Video Subtitling Tool
A practical automation tool that eliminates the manual workflow of video subtitling — extracting audio, transcribing with AI, and burning subtitles back in, all in a single command.
- Automates the full subtitling pipeline in a single CLI invocation: ffmpeg audio extraction, OpenAI Whisper transcription, SRT generation, and subtitle burn-in.
- Processes entire directories of video files idempotently, skipping already-subtitled outputs for safe re-runs against growing media libraries.
Diffbot Knowledge Graph Client
An open-source Python client for the Diffbot Knowledge Graph API, built to support enterprise knowledge graph augmentation work at Propense.ai and published on PyPI for the broader developer community.

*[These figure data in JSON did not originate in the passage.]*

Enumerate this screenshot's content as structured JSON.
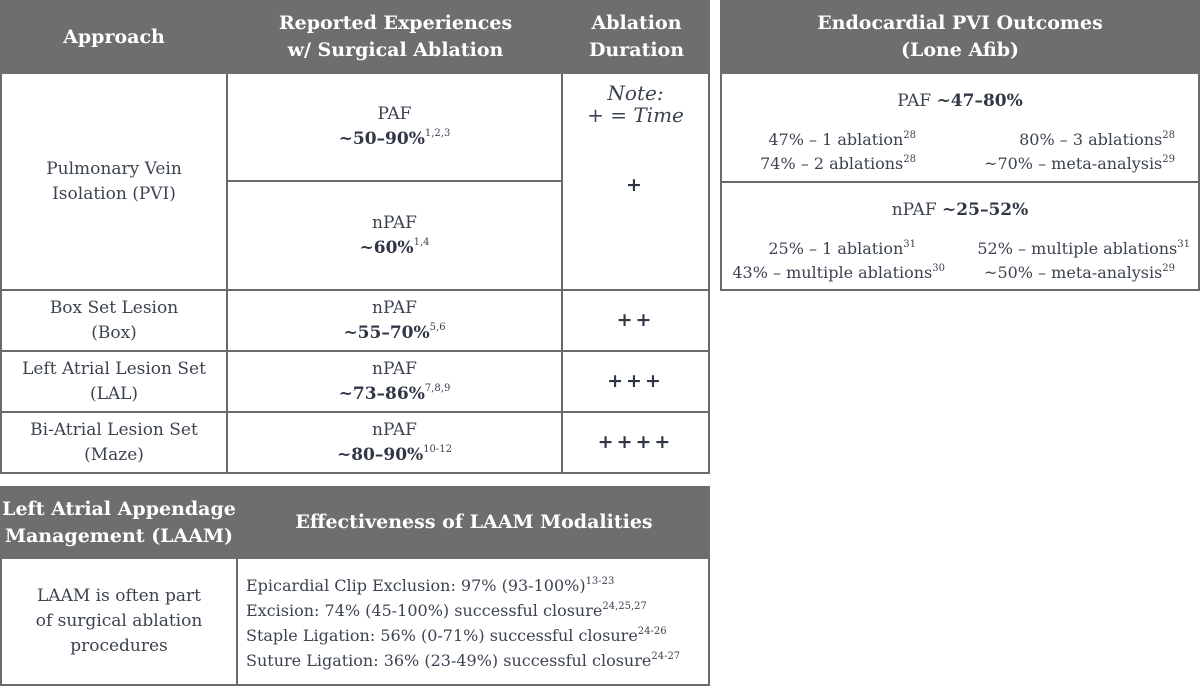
{
  "main_table": {
    "headers": {
      "approach": [
        "Approach"
      ],
      "experiences": [
        "Reported Experiences",
        "w/ Surgical Ablation"
      ],
      "duration": [
        "Ablation",
        "Duration"
      ]
    },
    "note_line1": "Note:",
    "note_line2": "+ = Time",
    "rows": [
      {
        "approach": [
          "Pulmonary Vein",
          "Isolation (PVI)"
        ],
        "duration": "+",
        "sub": [
          {
            "type": "PAF",
            "value": "~50–90%",
            "ref": "1,2,3"
          },
          {
            "type": "nPAF",
            "value": "~60%",
            "ref": "1,4"
          }
        ]
      },
      {
        "approach": [
          "Box Set Lesion",
          "(Box)"
        ],
        "type": "nPAF",
        "value": "~55–70%",
        "ref": "5,6",
        "duration": "++"
      },
      {
        "approach": [
          "Left Atrial Lesion Set",
          "(LAL)"
        ],
        "type": "nPAF",
        "value": "~73–86%",
        "ref": "7,8,9",
        "duration": "+++"
      },
      {
        "approach": [
          "Bi-Atrial Lesion Set",
          "(Maze)"
        ],
        "type": "nPAF",
        "value": "~80–90%",
        "ref": "10-12",
        "duration": "++++"
      }
    ]
  },
  "outcomes": {
    "title": [
      "Endocardial PVI Outcomes",
      "(Lone Afib)"
    ],
    "paf": {
      "label": "PAF",
      "range": "~47–80%",
      "items": [
        {
          "text": "47% – 1 ablation",
          "ref": "28"
        },
        {
          "text": "80% – 3 ablations",
          "ref": "28"
        },
        {
          "text": "74% – 2 ablations",
          "ref": "28"
        },
        {
          "text": "~70% – meta-analysis",
          "ref": "29"
        }
      ]
    },
    "npaf": {
      "label": "nPAF",
      "range": "~25–52%",
      "items": [
        {
          "text": "25% – 1 ablation",
          "ref": "31"
        },
        {
          "text": "52% – multiple ablations",
          "ref": "31"
        },
        {
          "text": "43% – multiple ablations",
          "ref": "30"
        },
        {
          "text": "~50% – meta-analysis",
          "ref": "29"
        }
      ]
    }
  },
  "laam": {
    "header_left": [
      "Left Atrial Appendage",
      "Management (LAAM)"
    ],
    "header_right": "Effectiveness of LAAM Modalities",
    "left_text": [
      "LAAM is often part",
      "of surgical ablation",
      "procedures"
    ],
    "modalities": [
      {
        "text": "Epicardial Clip Exclusion: 97% (93-100%)",
        "ref": "13-23"
      },
      {
        "text": "Excision: 74% (45-100%) successful closure",
        "ref": "24,25,27"
      },
      {
        "text": "Staple Ligation: 56% (0-71%) successful closure",
        "ref": "24-26"
      },
      {
        "text": "Suture Ligation: 36% (23-49%) successful closure",
        "ref": "24-27"
      }
    ]
  }
}
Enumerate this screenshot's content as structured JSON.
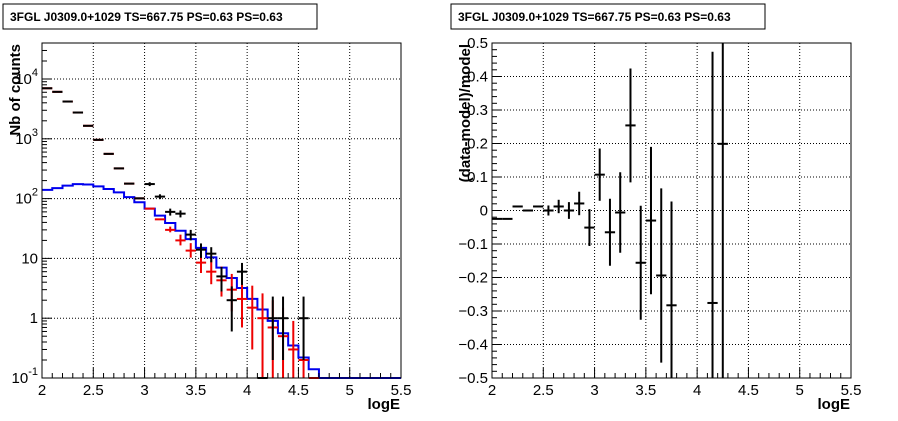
{
  "chart_data": [
    {
      "type": "histogram",
      "title": "3FGL J0309.0+1029 TS=667.75 PS=0.63 PS=0.63",
      "xlabel": "logE",
      "ylabel": "Nb of counts",
      "xlim": [
        2,
        5.5
      ],
      "ylim": [
        0.1,
        40000
      ],
      "yscale": "log",
      "grid": true,
      "x_ticks": [
        {
          "value": 2,
          "label": "2"
        },
        {
          "value": 2.5,
          "label": "2.5"
        },
        {
          "value": 3,
          "label": "3"
        },
        {
          "value": 3.5,
          "label": "3.5"
        },
        {
          "value": 4,
          "label": "4"
        },
        {
          "value": 4.5,
          "label": "4.5"
        },
        {
          "value": 5,
          "label": "5"
        },
        {
          "value": 5.5,
          "label": "5.5"
        }
      ],
      "y_ticks": [
        {
          "value": 0.1,
          "label": "10^-1",
          "base": "10",
          "exp": "-1"
        },
        {
          "value": 1,
          "label": "1",
          "base": "1",
          "exp": ""
        },
        {
          "value": 10,
          "label": "10",
          "base": "10",
          "exp": ""
        },
        {
          "value": 100,
          "label": "10^2",
          "base": "10",
          "exp": "2"
        },
        {
          "value": 1000,
          "label": "10^3",
          "base": "10",
          "exp": "3"
        },
        {
          "value": 10000,
          "label": "10^4",
          "base": "10",
          "exp": "4"
        }
      ],
      "series": [
        {
          "style": "step",
          "color": "#0000ee",
          "bin_width": 0.1,
          "x": [
            2.0,
            2.1,
            2.2,
            2.3,
            2.4,
            2.5,
            2.6,
            2.7,
            2.8,
            2.9,
            3.0,
            3.1,
            3.2,
            3.3,
            3.4,
            3.5,
            3.6,
            3.7,
            3.8,
            3.9,
            4.0,
            4.1,
            4.2,
            4.3,
            4.4,
            4.5,
            4.6,
            4.7,
            4.8,
            4.9,
            5.0,
            5.1,
            5.2,
            5.3,
            5.4
          ],
          "values": [
            140,
            150,
            165,
            175,
            172,
            160,
            145,
            127,
            106,
            87,
            68,
            52,
            39,
            29,
            21,
            15,
            10.4,
            7.0,
            4.7,
            3.2,
            2.1,
            1.4,
            0.9,
            0.56,
            0.35,
            0.22,
            0.14,
            0.1,
            0.1,
            0.1,
            0.1,
            0.1,
            0.1,
            0.1,
            0.1
          ]
        },
        {
          "style": "errorbar",
          "color": "#ee0000",
          "x": [
            2.05,
            2.15,
            2.25,
            2.35,
            2.45,
            2.55,
            2.65,
            2.75,
            2.85,
            2.95,
            3.05,
            3.15,
            3.25,
            3.35,
            3.45,
            3.55,
            3.65,
            3.75,
            3.85,
            3.95,
            4.05,
            4.15,
            4.25,
            4.35,
            4.45,
            4.55,
            4.65
          ],
          "values": [
            7000,
            6100,
            4200,
            2750,
            1650,
            960,
            560,
            320,
            178,
            101,
            68,
            45,
            30,
            20,
            13.5,
            8.5,
            6.0,
            4.3,
            3.0,
            2.1,
            1.5,
            1.0,
            0.7,
            0.5,
            0.3,
            0.2,
            0.1
          ],
          "err_low": [
            0,
            0,
            0,
            0,
            0,
            0,
            0,
            0,
            0,
            0,
            0,
            0,
            2.7,
            3.5,
            3.2,
            2.8,
            2.3,
            2.0,
            1.7,
            1.4,
            1.2,
            0.95,
            0.6,
            0.45,
            0.28,
            0.1,
            0
          ],
          "err_high": [
            0,
            0,
            0,
            0,
            0,
            0,
            0,
            0,
            0,
            0,
            0,
            0,
            4,
            5,
            4.5,
            4,
            3.5,
            3,
            2.5,
            2.2,
            2.0,
            1.6,
            1.3,
            1.0,
            0.6,
            0,
            0
          ]
        },
        {
          "style": "errorbar",
          "color": "#000000",
          "x": [
            2.05,
            2.15,
            2.25,
            2.35,
            2.45,
            2.55,
            2.65,
            2.75,
            2.85,
            2.95,
            3.05,
            3.15,
            3.25,
            3.35,
            3.45,
            3.55,
            3.65,
            3.75,
            3.85,
            3.95,
            4.15,
            4.25,
            4.35,
            4.55
          ],
          "values": [
            7000,
            6100,
            4200,
            2750,
            1650,
            960,
            560,
            320,
            178,
            101,
            175,
            108,
            60,
            56,
            25,
            14,
            12,
            5,
            2,
            6,
            0.1,
            1,
            1,
            1
          ],
          "err_low": [
            0,
            0,
            0,
            0,
            0,
            0,
            0,
            0,
            0,
            0,
            13,
            10,
            8,
            7.5,
            5,
            3.8,
            3.4,
            2.2,
            1.4,
            2.4,
            0,
            0.8,
            0.8,
            0.8
          ],
          "err_high": [
            0,
            0,
            0,
            0,
            0,
            0,
            0,
            0,
            0,
            0,
            13,
            10,
            8,
            7.5,
            5,
            3.8,
            3.4,
            2.2,
            1.4,
            2.4,
            0,
            1.3,
            1.3,
            1.3
          ]
        }
      ]
    },
    {
      "type": "scatter",
      "title": "3FGL J0309.0+1029 TS=667.75 PS=0.63 PS=0.63",
      "xlabel": "logE",
      "ylabel": "(data-model)/model",
      "xlim": [
        2,
        5.5
      ],
      "ylim": [
        -0.5,
        0.5
      ],
      "grid": true,
      "x_ticks": [
        {
          "value": 2,
          "label": "2"
        },
        {
          "value": 2.5,
          "label": "2.5"
        },
        {
          "value": 3,
          "label": "3"
        },
        {
          "value": 3.5,
          "label": "3.5"
        },
        {
          "value": 4,
          "label": "4"
        },
        {
          "value": 4.5,
          "label": "4.5"
        },
        {
          "value": 5,
          "label": "5"
        },
        {
          "value": 5.5,
          "label": "5.5"
        }
      ],
      "y_ticks": [
        {
          "value": -0.5,
          "label": "−0.5"
        },
        {
          "value": -0.4,
          "label": "−0.4"
        },
        {
          "value": -0.3,
          "label": "−0.3"
        },
        {
          "value": -0.2,
          "label": "−0.2"
        },
        {
          "value": -0.1,
          "label": "−0.1"
        },
        {
          "value": 0,
          "label": "0"
        },
        {
          "value": 0.1,
          "label": "0.1"
        },
        {
          "value": 0.2,
          "label": "0.2"
        },
        {
          "value": 0.3,
          "label": "0.3"
        },
        {
          "value": 0.4,
          "label": "0.4"
        },
        {
          "value": 0.5,
          "label": "0.5"
        }
      ],
      "series": [
        {
          "style": "errorbar",
          "color": "#000000",
          "bin_width": 0.1,
          "x": [
            2.05,
            2.15,
            2.25,
            2.35,
            2.45,
            2.55,
            2.65,
            2.75,
            2.85,
            2.95,
            3.05,
            3.15,
            3.25,
            3.35,
            3.45,
            3.55,
            3.65,
            3.75,
            4.15,
            4.25
          ],
          "values": [
            -0.025,
            -0.025,
            0.012,
            0.0,
            0.012,
            0.0,
            0.012,
            0.0,
            0.021,
            -0.051,
            0.107,
            -0.065,
            -0.006,
            0.254,
            -0.156,
            -0.03,
            -0.194,
            -0.283,
            -0.276,
            0.199
          ],
          "err": [
            0.0,
            0.0,
            0.0,
            0.0,
            0.0,
            0.015,
            0.02,
            0.025,
            0.035,
            0.055,
            0.078,
            0.1,
            0.12,
            0.17,
            0.17,
            0.22,
            0.26,
            0.31,
            0.75,
            0.8
          ]
        }
      ]
    }
  ]
}
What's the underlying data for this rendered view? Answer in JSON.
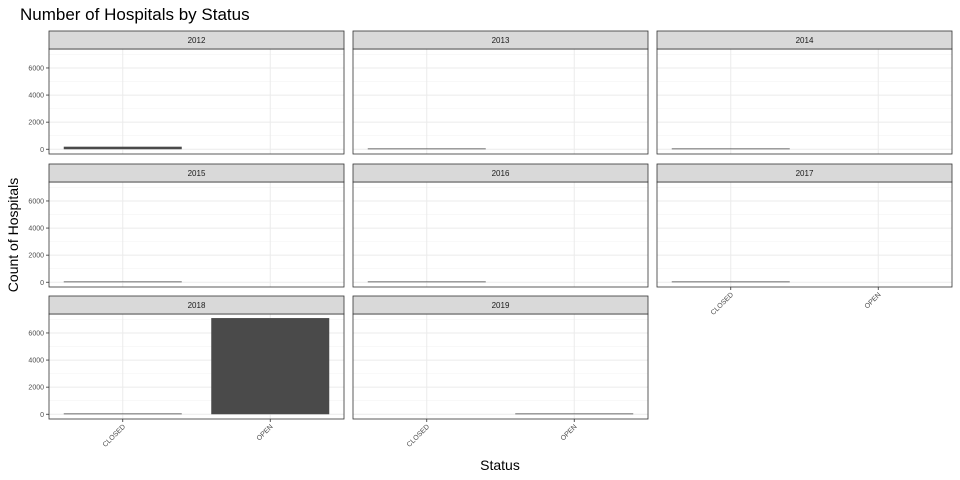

- Developed an async Python client for B2B data enrichment via the Diffbot Knowledge Graph API, installable as pip install diffbot-kg.
- Implemented production-grade resilience patterns including token bucket rate limiting with aiolimiter and exponential backoff retries via tenacity, with Pydantic response models for type-safe API interaction.
- Tested with pytest using VCR cassettes for deterministic API replay, with CI via GitHub Actions.
Flocking Simulation
An interactive boids simulation that demonstrates how complex, lifelike flocking behavior emerges from simple local rules applied to individual agents with no central coordination.
- Implemented the classic boids algorithm in Python with pygame — separation, alignment, and cohesion rules produce emergent flocking behavior in real time at 60 FPS.
- Added interactive mouse forces (attract/repel), runtime-adjustable speed and perception radius, and spawning controls for hands-on exploration of parameter effects.
- Architected with clean dataclass models and strict mypy typing, managed with uv and linted with ruff.